Nawet 1200 lat może mieć rybacka łódź - tzw. dłubanka, którą odkryto w jednym z pszczewskich jezior. Po wydobyciu i zbadaniu została ponownie zatopiona.
Na dwie łodzie natrafili nurkowie z pszczewskiego klubu Piklejka. - Pierwsza leżała na głębokości około siedmiu metrów. Była całkowicie przykryta mułem, spod którego wystawał tylko dziób - mówi Jerzy Horski. Wydobyciem łodzi kierował dr Waldemar Ossowski z Centralnego Muzeum Morskiego w Gdańsku. - To tzw. dłubanka, czyli rodzaj rybackiej łodzi wydrążonej w pniu drzewa.
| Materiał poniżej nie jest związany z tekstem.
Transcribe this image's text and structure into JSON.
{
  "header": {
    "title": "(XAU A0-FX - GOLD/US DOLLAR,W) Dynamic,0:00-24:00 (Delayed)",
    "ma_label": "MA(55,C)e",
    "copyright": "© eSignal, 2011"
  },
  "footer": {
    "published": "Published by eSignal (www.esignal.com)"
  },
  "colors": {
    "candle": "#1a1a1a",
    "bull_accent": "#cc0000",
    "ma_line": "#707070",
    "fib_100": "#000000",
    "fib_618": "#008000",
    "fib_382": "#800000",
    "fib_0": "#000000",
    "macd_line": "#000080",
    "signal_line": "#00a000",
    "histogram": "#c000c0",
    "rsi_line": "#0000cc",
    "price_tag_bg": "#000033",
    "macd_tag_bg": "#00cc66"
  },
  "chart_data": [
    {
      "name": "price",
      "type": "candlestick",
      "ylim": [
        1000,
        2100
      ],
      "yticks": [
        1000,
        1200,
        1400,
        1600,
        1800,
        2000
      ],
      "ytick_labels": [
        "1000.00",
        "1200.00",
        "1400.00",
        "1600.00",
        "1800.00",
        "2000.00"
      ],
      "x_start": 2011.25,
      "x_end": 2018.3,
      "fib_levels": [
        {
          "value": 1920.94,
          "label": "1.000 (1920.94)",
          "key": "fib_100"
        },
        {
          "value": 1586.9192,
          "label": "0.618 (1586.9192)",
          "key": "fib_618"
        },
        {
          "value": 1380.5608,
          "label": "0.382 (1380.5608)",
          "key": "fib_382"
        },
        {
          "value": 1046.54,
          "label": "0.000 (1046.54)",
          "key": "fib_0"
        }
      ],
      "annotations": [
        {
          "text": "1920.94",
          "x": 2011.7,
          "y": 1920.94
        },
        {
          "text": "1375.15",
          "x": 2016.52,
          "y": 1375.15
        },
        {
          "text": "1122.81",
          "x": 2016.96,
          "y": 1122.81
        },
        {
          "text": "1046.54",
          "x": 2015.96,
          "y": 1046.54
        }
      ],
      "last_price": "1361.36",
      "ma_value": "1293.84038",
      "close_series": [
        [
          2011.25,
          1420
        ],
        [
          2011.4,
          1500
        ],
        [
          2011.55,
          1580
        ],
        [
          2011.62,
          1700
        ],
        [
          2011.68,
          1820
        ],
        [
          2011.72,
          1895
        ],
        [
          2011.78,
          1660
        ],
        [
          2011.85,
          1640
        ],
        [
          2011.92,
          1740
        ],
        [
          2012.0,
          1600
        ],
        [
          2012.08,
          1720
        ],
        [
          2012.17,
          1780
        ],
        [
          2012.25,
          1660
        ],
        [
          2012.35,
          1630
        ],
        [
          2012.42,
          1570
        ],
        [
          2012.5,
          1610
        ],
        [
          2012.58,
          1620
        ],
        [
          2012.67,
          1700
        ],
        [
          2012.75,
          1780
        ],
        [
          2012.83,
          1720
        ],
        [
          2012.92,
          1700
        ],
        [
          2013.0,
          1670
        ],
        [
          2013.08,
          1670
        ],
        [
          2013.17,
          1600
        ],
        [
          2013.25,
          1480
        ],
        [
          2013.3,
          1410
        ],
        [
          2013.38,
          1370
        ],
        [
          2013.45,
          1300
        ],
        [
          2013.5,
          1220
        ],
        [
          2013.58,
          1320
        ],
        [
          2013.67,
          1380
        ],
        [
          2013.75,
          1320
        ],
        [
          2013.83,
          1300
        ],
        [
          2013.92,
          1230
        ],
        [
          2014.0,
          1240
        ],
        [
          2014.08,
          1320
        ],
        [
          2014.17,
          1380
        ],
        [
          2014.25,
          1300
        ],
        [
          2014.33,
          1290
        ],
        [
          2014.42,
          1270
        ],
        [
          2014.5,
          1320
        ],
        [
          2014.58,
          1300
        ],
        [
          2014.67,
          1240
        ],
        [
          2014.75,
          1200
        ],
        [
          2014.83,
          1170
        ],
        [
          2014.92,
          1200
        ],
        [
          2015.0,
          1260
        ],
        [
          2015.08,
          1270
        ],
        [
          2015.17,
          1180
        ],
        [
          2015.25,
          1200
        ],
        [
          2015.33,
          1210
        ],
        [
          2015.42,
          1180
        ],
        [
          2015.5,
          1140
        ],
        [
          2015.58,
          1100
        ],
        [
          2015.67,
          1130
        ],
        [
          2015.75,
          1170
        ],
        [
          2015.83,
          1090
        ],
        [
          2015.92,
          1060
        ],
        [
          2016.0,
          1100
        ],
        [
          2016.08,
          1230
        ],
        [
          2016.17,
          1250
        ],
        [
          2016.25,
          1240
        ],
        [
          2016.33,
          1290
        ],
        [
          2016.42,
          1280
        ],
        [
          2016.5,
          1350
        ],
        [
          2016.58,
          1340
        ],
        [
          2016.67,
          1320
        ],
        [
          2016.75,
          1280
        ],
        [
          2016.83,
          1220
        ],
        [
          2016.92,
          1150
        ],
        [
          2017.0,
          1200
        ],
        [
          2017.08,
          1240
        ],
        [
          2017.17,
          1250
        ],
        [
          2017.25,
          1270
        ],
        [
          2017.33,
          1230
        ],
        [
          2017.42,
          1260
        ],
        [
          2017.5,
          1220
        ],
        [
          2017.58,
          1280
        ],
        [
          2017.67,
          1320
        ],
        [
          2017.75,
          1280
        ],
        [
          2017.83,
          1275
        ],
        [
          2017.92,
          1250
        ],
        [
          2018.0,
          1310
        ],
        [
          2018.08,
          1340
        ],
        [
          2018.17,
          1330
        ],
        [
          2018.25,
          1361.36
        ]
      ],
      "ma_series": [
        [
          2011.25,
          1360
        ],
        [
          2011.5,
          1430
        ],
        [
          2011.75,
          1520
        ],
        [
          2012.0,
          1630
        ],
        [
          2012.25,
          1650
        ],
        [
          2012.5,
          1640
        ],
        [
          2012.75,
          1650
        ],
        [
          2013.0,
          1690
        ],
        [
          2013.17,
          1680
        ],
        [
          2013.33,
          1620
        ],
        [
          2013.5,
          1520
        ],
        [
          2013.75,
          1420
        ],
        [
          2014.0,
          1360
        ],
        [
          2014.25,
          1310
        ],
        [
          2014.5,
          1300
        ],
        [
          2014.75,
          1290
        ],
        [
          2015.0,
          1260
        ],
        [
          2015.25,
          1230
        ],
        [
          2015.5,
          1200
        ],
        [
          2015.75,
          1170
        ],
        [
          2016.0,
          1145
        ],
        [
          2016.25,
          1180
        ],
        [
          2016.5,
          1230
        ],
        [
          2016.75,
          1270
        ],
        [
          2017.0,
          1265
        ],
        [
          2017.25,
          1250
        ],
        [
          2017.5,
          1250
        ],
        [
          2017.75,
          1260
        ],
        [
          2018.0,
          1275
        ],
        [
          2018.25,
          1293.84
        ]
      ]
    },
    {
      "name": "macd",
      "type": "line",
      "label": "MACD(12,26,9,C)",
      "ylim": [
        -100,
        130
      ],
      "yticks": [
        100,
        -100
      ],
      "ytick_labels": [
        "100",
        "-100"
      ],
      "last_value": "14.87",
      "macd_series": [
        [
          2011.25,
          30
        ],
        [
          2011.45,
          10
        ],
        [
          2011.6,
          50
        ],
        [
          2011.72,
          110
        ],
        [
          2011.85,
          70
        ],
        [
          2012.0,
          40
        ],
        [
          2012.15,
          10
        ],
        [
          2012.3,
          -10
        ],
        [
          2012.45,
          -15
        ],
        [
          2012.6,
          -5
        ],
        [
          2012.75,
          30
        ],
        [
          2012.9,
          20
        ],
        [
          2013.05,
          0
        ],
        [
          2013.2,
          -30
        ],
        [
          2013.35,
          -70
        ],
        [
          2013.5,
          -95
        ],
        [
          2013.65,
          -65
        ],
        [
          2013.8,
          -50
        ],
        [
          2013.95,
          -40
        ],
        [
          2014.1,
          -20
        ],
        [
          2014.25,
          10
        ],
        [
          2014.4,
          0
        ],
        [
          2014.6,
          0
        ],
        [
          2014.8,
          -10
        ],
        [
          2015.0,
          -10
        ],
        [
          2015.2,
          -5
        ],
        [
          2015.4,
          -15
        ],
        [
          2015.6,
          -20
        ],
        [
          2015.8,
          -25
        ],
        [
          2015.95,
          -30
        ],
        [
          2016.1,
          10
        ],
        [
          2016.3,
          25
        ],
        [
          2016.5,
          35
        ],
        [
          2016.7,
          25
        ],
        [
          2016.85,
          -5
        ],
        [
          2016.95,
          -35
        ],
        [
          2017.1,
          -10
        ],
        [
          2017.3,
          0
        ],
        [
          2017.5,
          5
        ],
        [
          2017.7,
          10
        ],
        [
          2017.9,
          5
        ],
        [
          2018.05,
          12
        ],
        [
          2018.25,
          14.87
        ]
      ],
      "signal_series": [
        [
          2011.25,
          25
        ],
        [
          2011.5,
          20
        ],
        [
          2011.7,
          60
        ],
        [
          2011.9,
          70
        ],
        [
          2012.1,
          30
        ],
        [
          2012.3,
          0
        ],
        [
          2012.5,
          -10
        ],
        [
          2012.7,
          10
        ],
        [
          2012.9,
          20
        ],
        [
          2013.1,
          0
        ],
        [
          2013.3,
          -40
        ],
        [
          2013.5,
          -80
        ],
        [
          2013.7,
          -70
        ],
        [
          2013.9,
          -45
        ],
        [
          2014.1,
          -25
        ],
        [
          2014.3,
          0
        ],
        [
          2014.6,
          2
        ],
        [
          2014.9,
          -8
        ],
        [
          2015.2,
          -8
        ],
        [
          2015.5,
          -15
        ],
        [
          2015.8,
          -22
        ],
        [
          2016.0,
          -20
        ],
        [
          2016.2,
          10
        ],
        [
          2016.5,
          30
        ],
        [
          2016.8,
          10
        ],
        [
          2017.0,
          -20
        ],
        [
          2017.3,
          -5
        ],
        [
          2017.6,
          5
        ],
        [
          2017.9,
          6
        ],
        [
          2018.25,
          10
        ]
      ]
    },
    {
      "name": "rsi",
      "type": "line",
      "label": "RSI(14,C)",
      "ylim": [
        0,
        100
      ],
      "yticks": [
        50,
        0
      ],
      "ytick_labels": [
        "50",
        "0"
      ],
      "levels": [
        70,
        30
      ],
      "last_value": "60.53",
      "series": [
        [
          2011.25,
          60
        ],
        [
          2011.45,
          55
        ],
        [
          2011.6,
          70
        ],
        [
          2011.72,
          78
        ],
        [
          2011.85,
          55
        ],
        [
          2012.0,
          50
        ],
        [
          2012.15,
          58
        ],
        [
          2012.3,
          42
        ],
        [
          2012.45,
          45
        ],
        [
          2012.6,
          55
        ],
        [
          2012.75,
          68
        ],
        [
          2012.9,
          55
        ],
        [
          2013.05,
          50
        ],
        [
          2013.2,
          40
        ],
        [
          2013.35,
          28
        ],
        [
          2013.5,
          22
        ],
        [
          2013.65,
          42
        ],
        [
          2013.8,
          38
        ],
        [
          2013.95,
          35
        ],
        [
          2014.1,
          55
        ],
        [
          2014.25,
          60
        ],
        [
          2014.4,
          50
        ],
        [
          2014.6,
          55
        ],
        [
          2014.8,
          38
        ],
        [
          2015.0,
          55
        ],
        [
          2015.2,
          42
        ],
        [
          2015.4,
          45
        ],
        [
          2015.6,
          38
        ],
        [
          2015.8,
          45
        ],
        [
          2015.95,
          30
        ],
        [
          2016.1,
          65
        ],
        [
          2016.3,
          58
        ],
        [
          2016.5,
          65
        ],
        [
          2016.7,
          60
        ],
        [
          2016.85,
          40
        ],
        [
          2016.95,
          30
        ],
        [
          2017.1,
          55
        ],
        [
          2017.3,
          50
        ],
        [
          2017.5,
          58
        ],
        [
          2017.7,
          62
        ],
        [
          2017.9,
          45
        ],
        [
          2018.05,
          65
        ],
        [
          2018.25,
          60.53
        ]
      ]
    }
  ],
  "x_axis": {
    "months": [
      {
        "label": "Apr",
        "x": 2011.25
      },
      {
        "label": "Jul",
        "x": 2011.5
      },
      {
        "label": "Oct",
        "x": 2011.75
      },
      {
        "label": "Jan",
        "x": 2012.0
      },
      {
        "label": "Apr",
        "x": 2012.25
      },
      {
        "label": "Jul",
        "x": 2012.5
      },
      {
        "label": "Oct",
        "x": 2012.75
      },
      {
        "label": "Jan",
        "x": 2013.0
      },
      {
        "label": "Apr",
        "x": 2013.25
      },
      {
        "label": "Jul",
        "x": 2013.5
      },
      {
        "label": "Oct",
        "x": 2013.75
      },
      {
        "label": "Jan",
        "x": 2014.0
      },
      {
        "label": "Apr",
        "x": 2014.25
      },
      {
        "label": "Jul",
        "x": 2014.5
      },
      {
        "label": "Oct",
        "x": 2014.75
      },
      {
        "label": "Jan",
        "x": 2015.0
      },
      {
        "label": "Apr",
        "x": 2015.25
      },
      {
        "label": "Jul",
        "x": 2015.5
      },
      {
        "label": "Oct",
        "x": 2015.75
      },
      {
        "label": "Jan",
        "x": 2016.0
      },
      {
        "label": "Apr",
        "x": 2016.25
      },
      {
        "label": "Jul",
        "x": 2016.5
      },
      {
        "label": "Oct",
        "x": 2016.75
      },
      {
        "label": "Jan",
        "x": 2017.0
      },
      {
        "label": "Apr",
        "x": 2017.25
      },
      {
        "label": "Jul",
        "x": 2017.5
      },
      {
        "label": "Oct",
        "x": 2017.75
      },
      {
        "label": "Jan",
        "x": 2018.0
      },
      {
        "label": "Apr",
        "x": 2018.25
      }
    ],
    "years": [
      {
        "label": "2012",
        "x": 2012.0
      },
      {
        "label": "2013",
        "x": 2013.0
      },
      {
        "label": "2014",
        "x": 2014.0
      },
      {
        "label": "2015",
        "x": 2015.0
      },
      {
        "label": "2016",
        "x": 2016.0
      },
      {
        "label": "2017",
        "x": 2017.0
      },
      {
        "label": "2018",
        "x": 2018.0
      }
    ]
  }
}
Pochodzi z wczesnego średniowiecza. Do tej pory na terenie Polski odkryto tylko sześć takich łodzi. Ta jest wyjątkowa, bo wydłubano ją z sosny, podczas gdy pozostałe są dębowe - mówi naukowiec.
Jezioro ściśle tajne
Łódź ma 4,05 m. długości i 44 cm. szerokości. Po zmierzeniu i pobraniu próbki została zatopiona w jeziorze. - Na powietrzu po kilku dniach by się rozeschła i rozpadła. W tym przypadku muł i woda to najlepsze środki konserwujące - tłumaczy Jarmila Kaczmarek z Muzeum Archeologicznego w Poznaniu.
Łódź może mieć nawet 1200 lat. Jej wiek precyzyjnie określą badania pobranej próbki. Podkreślają, że to pierwsza łódź z tego okresy odnaleziona w Lubuskiem. Dlatego proszą o niepodawanie w "GL" nazwy jeziora. - Jest zbyt cenna, żeby miała zostać zniszczona lub wydobyta przez poszukiwaczy skarbów - tłumaczy dr Ossowski.
Chcą odrestaurować łódź
Druga z wydobytych łodzi pochodzi z okresu od XVI do XVIII w. Również ona po wydobyciu i zbadaniu została w piątek zatopiona w jeziorze. Wójt Pszczewa Waldemar Górczyński chce jednak wydobyć starszą z łodzi, odrestaurować ją i wystawić w miejscowym muzeum. - To cenna inicjatywa - podkreśla Błażej Skaziński z gorzowskiej delegatury Wojewódzkiego Urzędu Ochrony Zabytków.